Em estudo de pesquisa para apresentação de dissertação, Francisco
Valério Alves Filho (2008) apresenta dados sobre o ganho econômico no campo
das compras públicas no estado de São Paulo, com o uso do pregão eletrônico,
reforçando as assertivas anteriores sobre as vantagens adquiridas com o uso da
internet.
Surgiram avanços em São Paulo a exemplo da Bolsa Eletrônica
de Compras (BEC), em funcionamento desde 2000. Exemplifica a
prática de técnicas aplicadas no campo da informática, nos entes
públicos passam a ter uma lista com 28 mil itens e a um registro
de 55 mil fornecedores. Com as compras feitas por meio da BEC
e pelo pregão, foi viável obter uma diminuição média de 18%, o
que representa uma economia de R$ 600 milhões por ano,
recursos que podem ser investidos em áreas prioritárias tais como
saúde, educação, dentre outras (ALVES FILHO, 2008, p.30).

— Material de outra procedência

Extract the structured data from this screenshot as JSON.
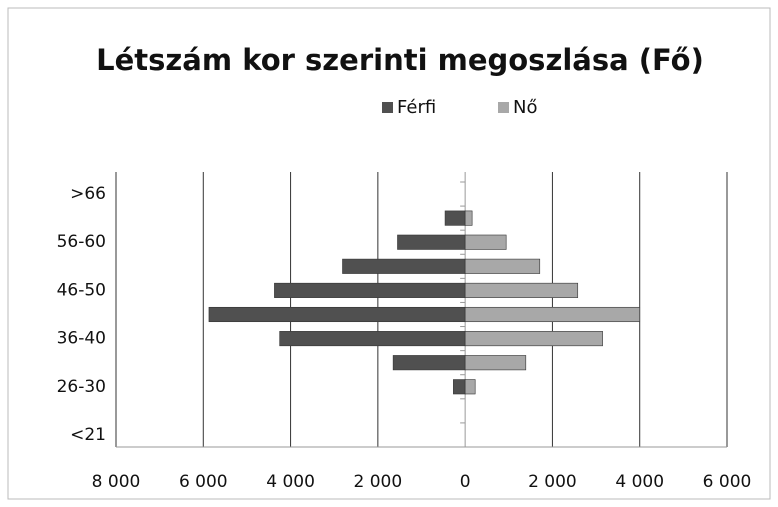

A gestão pública federal tem usado o recurso da internet para dar
conhecimento à sociedade de suas atividades e, no caso do pregão eletrônico,
modalidade mais recente, defende o supracitado autor, as vantagens trazidas
principalmente nos aspectos da transparência, da economia para os cofres
públicos e da eficiência no alcance dos objetivos, contribuindo para uma gestão
pública mais aproximada dos princípios constitucionais.
Dessa forma o Estado brasileiro, na maioria dos membros da federação,
tem buscado fortalecer a chamada transparência pública, com o instrumento da
internet, publicando informações como: repasses de verbas públicas, programas
disponíveis, arrecadação, devedores de devedores públicos, apresentação e
formação dos órgãos, e, também, as contratações públicas já mencionadas. Esta
iniciativa traz a sociedade para mais perto do Estado, fazendo acontecer a
reinvenção do Estado como grande desafio imposto para “dar conta da
problemática da reforma [...] enquanto meta de ação coletiva e, enquanto critério
73
de legitimação. Pois, o que se visa é um tipo específico de capacitação do
estado: enquanto autoridade política democrática”(SOLA, 1999, p. 31).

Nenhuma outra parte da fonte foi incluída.